MD/MPH Candidate Department of Neurosurgrey, Renaissance School of Medicine at Stony Brook Univiersty Stony Brook, New York, United States
Introduction: Individuals with psychiatric illness (PI) have increased rates of traumatic brain injury (TBI). Additionally, new onset PI is common after TBI; however, the influence of underlying PI on TBI outcomes is unknown.
Methods: We analyzed the medical records of 633 adult severe TBI (admission Glasgow Coma Scale (GCS) ≤8) patients admitted to our institution between 2010-2021. From medical documentation, we identified patients with previously diagnosed PI (Psych(+) cohort, n = 130) and a subset of Psych(+) patients with only SUD (SUD(+) cohort, n = 60). Patients with dementia or Parkinson’s disease were excluded (n = 24). PIs included Tourette’s syndrome, schizophrenia, obsessive compulsive, major depressive, generalized anxiety, and bipolar disorders. We compared their demographics, presentation, and outcomes to patients with no psychiatric history (Psych(-) cohort, n = 479). Primary outcome measures included discharge GCS, recovery of command following (CF), hospital length of stay (LOS), and mortality.
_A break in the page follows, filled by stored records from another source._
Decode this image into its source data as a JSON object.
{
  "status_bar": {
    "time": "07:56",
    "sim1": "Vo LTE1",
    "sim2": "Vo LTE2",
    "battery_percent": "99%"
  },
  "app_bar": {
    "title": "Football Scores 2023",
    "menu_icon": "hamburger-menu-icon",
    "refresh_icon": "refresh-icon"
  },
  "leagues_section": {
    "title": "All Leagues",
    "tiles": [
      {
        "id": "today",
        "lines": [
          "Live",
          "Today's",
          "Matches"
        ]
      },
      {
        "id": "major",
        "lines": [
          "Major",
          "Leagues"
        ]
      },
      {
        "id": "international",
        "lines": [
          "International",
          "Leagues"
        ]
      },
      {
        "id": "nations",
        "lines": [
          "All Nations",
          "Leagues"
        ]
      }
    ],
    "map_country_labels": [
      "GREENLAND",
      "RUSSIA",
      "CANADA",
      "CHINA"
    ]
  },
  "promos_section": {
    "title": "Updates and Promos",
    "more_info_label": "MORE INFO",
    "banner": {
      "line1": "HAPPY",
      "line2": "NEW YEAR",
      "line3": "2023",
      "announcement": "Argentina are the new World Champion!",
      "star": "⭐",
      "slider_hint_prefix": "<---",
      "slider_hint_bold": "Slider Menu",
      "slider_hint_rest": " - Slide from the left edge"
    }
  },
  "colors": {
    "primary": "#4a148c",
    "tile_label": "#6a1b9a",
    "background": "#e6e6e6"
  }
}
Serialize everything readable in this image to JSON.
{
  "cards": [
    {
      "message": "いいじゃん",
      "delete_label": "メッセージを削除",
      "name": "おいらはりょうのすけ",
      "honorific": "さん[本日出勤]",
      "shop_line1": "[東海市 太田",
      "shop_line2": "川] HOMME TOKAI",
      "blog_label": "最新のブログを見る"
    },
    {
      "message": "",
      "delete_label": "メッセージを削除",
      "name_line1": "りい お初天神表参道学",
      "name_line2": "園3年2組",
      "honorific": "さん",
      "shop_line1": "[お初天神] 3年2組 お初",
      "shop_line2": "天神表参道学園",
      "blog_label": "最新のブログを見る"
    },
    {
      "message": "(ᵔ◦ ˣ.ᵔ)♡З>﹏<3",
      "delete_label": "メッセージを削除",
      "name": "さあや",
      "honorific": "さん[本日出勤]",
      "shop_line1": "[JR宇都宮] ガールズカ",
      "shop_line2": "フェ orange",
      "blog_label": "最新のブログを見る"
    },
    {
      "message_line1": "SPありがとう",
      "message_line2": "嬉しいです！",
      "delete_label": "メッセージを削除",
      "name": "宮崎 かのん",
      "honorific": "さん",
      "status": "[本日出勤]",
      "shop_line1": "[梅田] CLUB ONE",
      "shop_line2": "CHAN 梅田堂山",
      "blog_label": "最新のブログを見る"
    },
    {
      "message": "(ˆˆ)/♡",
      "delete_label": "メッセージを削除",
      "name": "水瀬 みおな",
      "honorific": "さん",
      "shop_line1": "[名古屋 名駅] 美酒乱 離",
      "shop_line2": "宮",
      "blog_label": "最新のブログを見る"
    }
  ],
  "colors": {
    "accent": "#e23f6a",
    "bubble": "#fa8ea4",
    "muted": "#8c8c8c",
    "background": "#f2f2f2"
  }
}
Results: Compared to the Psych(-) cohort, the Psych(+) cohort had higher rates of pedestrian trauma (21.5% vs 14.2%, P=0.031) and the SUD(+) cohort had higher rates of violent headstrike (11.7% vs 5.2%, P=0.046) as causes of TBI. The Psych(+) cohort had increased rates of survival (70.0% vs 54.9%, P=0.001) and CF (63.8% vs 48.9%, P=0.002), and fewer patients with severe (3-8) discharge GCS (28.5% vs 46.1%, P< 0.001). Furthermore, the SUD(+) cohort had increased rates of survival (70.0% vs 54.9%, P=0.017) and CF (65.0% vs 48.9%, P=0.014), and fewer patients with severe discharge GCS (28.3% vs 46.1%, P=0.006). Reciprocally, both the Psych(+) (19.50 vs 10.00 days, P< 0.001) and SUD(+) (16.00 vs 10.00 days, P=0.011) cohorts had longer LOS.
Conclusion : Patients in the Psych(+) and SUD(+) cohorts had better outcomes, but longer LOS. Future investigation should determine whether psychiatric medications have neuroprotective effects at the time of TBI or other factors explain these improved outcomes.